Quite frankly, I am not comfortable working for institutions that saddle students with tens-of-thousands in debt for such little value added. I am not comfortable working for institutions that are so far adrift from what their mission should be.
So I turned to a profession where I could provide value added.
A Brighter Future
Coming up for air from the academic world to normalcy was long overdue. Moving away from the ivory tower was a big scary leap, but I am happier now.
I joined the nonprofit desk at CDW, a technology product and service provider to business, government, education, and nonprofits. On the surface, the position is a sales position; in reality, it is a consultative role where I get to help people who help people. Every day, people in the trenches tell stories of struggle and success. We laugh; we commiserate. More importantly, I help by leveraging a Fortune 500 company’s resources to help people who help people. It is an awesome gig. Nearly every day, I catch myself with a goofy grin on my face. If I can provide a value-add for any of these heroes, then my day is worthwhile.
I look back at the memories from the past ten years (really thirteen, including substitute teaching), and I can not help but smile. I cherish the relationships that I have built; I am thankful to have worked with every student that passed through my classroom. I appreciate even the darkest moments that helped refine who I am. I still love, respect, and admire my friends who remain in education. The grass is too green this side of the fence, so forward I march.

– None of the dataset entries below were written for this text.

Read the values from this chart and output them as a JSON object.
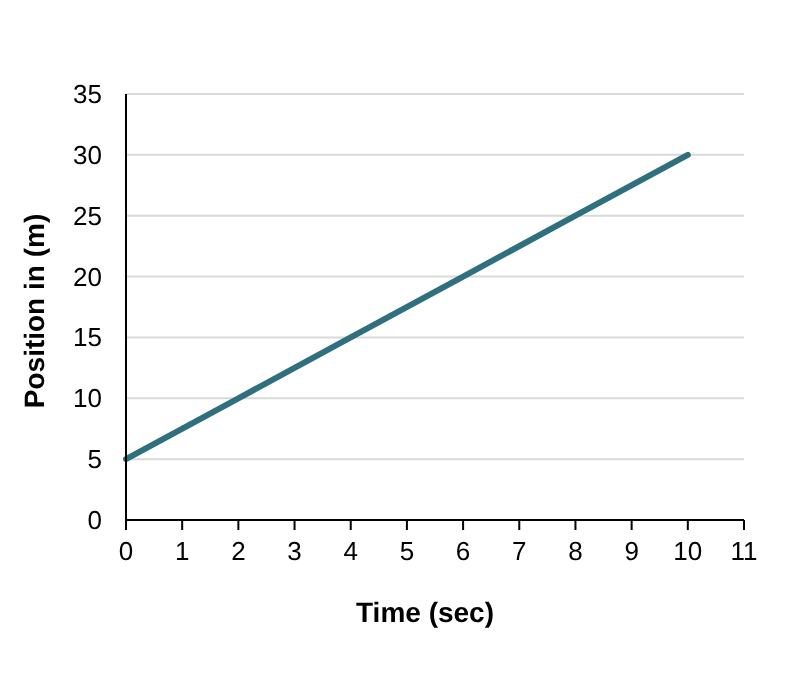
{
  "chart_data": {
    "type": "line",
    "xlabel": "Time (sec)",
    "ylabel": "Position in (m)",
    "x": [
      0,
      2,
      4,
      6,
      8,
      10
    ],
    "series": [
      {
        "color": "#2f6f7e",
        "values": [
          5,
          10,
          15,
          20,
          25,
          30
        ]
      }
    ],
    "xlim": [
      0,
      11
    ],
    "xticks": [
      0,
      1,
      2,
      3,
      4,
      5,
      6,
      7,
      8,
      9,
      10,
      11
    ],
    "ylim": [
      0,
      35
    ],
    "yticks": [
      0,
      5,
      10,
      15,
      20,
      25,
      30,
      35
    ],
    "grid": "y",
    "marker": "none",
    "line_style": "solid"
  }
}
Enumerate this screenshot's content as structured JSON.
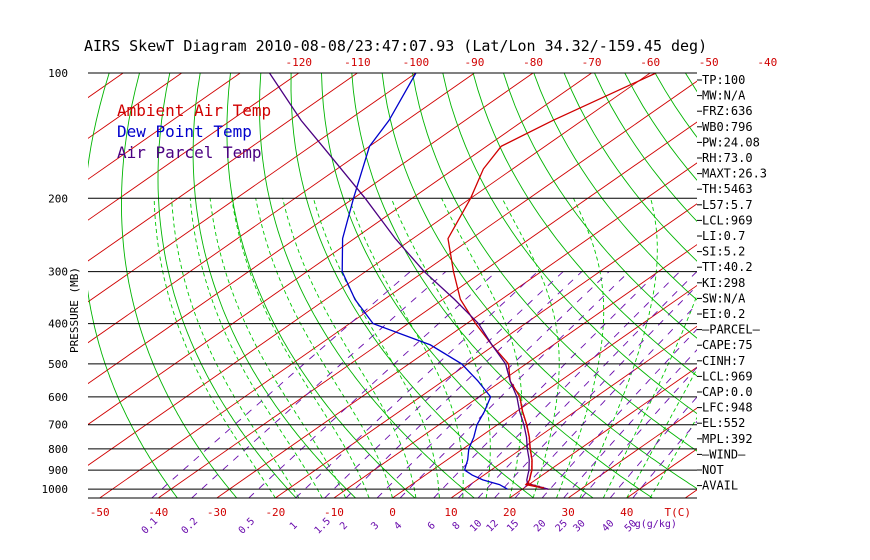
{
  "chart_data": {
    "type": "line",
    "title": "AIRS SkewT Diagram 2010-08-08/23:47:07.93 (Lat/Lon 34.32/-159.45 deg)",
    "ylabel": "PRESSURE (MB)",
    "xlabel": "T(C)",
    "mixing_ratio_label": "g(g/kg)",
    "y_scale": "log",
    "ylim": [
      1050,
      100
    ],
    "xlim_bottom": [
      -52,
      52
    ],
    "pressure_ticks": [
      100,
      200,
      300,
      400,
      500,
      600,
      700,
      800,
      900,
      1000
    ],
    "top_temp_ticks": [
      -120,
      -110,
      -100,
      -90,
      -80,
      -70,
      -60,
      -50,
      -40
    ],
    "bottom_temp_ticks": [
      -50,
      -40,
      -30,
      -20,
      -10,
      0,
      10,
      20,
      30,
      40
    ],
    "mixing_ratio_ticks": [
      "0.1",
      "0.2",
      "0.5",
      "1",
      "1.5",
      "2",
      "3",
      "4",
      "6",
      "8",
      "10",
      "12",
      "15",
      "20",
      "25",
      "30",
      "40",
      "50"
    ],
    "legend": [
      {
        "label": "Ambient Air Temp",
        "color": "#d00000"
      },
      {
        "label": "Dew Point Temp",
        "color": "#0000cc"
      },
      {
        "label": "Air Parcel Temp",
        "color": "#4b0082"
      }
    ],
    "series": [
      {
        "name": "Ambient Air Temp",
        "color": "#d00000",
        "p": [
          1000,
          975,
          950,
          925,
          900,
          850,
          800,
          750,
          700,
          650,
          600,
          550,
          500,
          450,
          400,
          350,
          300,
          250,
          200,
          170,
          150,
          130,
          100
        ],
        "t": [
          24.5,
          19.5,
          19.0,
          18.0,
          17.0,
          14.5,
          11.5,
          8.5,
          5.0,
          1.0,
          -3.0,
          -8.5,
          -13.0,
          -20.5,
          -28.5,
          -37.0,
          -45.0,
          -54.0,
          -60.0,
          -65.0,
          -67.5,
          -65.0,
          -59.0
        ]
      },
      {
        "name": "Dew Point Temp",
        "color": "#0000cc",
        "p": [
          1000,
          975,
          950,
          925,
          900,
          850,
          800,
          750,
          700,
          650,
          600,
          550,
          500,
          450,
          400,
          350,
          300,
          250,
          200,
          150,
          130,
          100
        ],
        "t": [
          17.5,
          15.0,
          11.0,
          8.0,
          5.5,
          3.5,
          1.0,
          -1.0,
          -3.5,
          -5.5,
          -8.0,
          -14.0,
          -21.0,
          -31.0,
          -46.0,
          -55.0,
          -64.0,
          -72.0,
          -80.0,
          -90.0,
          -93.0,
          -100.0
        ]
      },
      {
        "name": "Air Parcel Temp",
        "color": "#4b0082",
        "p": [
          1000,
          975,
          969,
          950,
          925,
          900,
          850,
          800,
          750,
          700,
          650,
          600,
          550,
          500,
          450,
          400,
          350,
          300,
          250,
          200,
          150,
          130,
          100
        ],
        "t": [
          24.5,
          20.5,
          19.5,
          18.5,
          17.5,
          16.5,
          14.0,
          11.0,
          8.0,
          4.5,
          0.5,
          -3.5,
          -8.5,
          -13.5,
          -20.5,
          -28.0,
          -38.0,
          -50.0,
          -63.0,
          -78.0,
          -98.0,
          -108.0,
          -125.0
        ]
      }
    ],
    "wind_barbs": "N/A"
  },
  "indices": [
    "TP:100",
    "MW:N/A",
    "FRZ:636",
    "WB0:796",
    "PW:24.08",
    "RH:73.0",
    "MAXT:26.3",
    "TH:5463",
    "L57:5.7",
    "LCL:969",
    "LI:0.7",
    "SI:5.2",
    "TT:40.2",
    "KI:298",
    "SW:N/A",
    "EI:0.2",
    "—PARCEL—",
    "CAPE:75",
    "CINH:7",
    "LCL:969",
    "CAP:0.0",
    "LFC:948",
    "EL:552",
    "MPL:392",
    "—WIND—",
    "NOT",
    "AVAIL"
  ],
  "colors": {
    "isotherm": "#d00000",
    "dry_adiabat": "#00b400",
    "moist_adiabat": "#00c800",
    "mixing_ratio": "#6a0dad",
    "isobar": "#000000"
  }
}
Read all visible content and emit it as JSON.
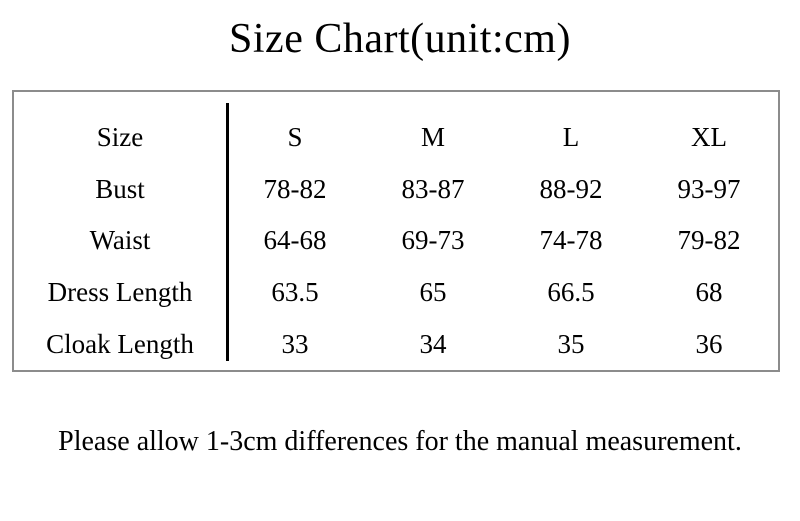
{
  "title": "Size Chart(unit:cm)",
  "footer_note": "Please allow 1-3cm differences for the manual measurement.",
  "colors": {
    "background": "#ffffff",
    "text": "#000000",
    "table_border": "#8c8c8c",
    "column_divider": "#000000"
  },
  "chart_data": {
    "type": "table",
    "title": "Size Chart(unit:cm)",
    "unit": "cm",
    "columns": [
      "Size",
      "S",
      "M",
      "L",
      "XL"
    ],
    "rows": [
      [
        "Bust",
        "78-82",
        "83-87",
        "88-92",
        "93-97"
      ],
      [
        "Waist",
        "64-68",
        "69-73",
        "74-78",
        "79-82"
      ],
      [
        "Dress Length",
        "63.5",
        "65",
        "66.5",
        "68"
      ],
      [
        "Cloak Length",
        "33",
        "34",
        "35",
        "36"
      ]
    ],
    "note": "Please allow 1-3cm differences for the manual measurement.",
    "layout": {
      "divider_after_column": 0,
      "grid": "off",
      "border": "outer-only"
    }
  }
}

Instead of looking backward, I prefer to look forward. I may have left education because the industry and I grew apart; but I landed in my current role because of who I have become. When I interviewed at CDW, they asked what I wanted in an employer. I answered three basic things: opportunity, ethics, and a positive impact on others. My students, peers, and time in education helped define and clarify the importance of each of those three points. Thank you — all of you — who taught me what is important and to seize opportunities. I can hardly wait to see where this opportunity takes me.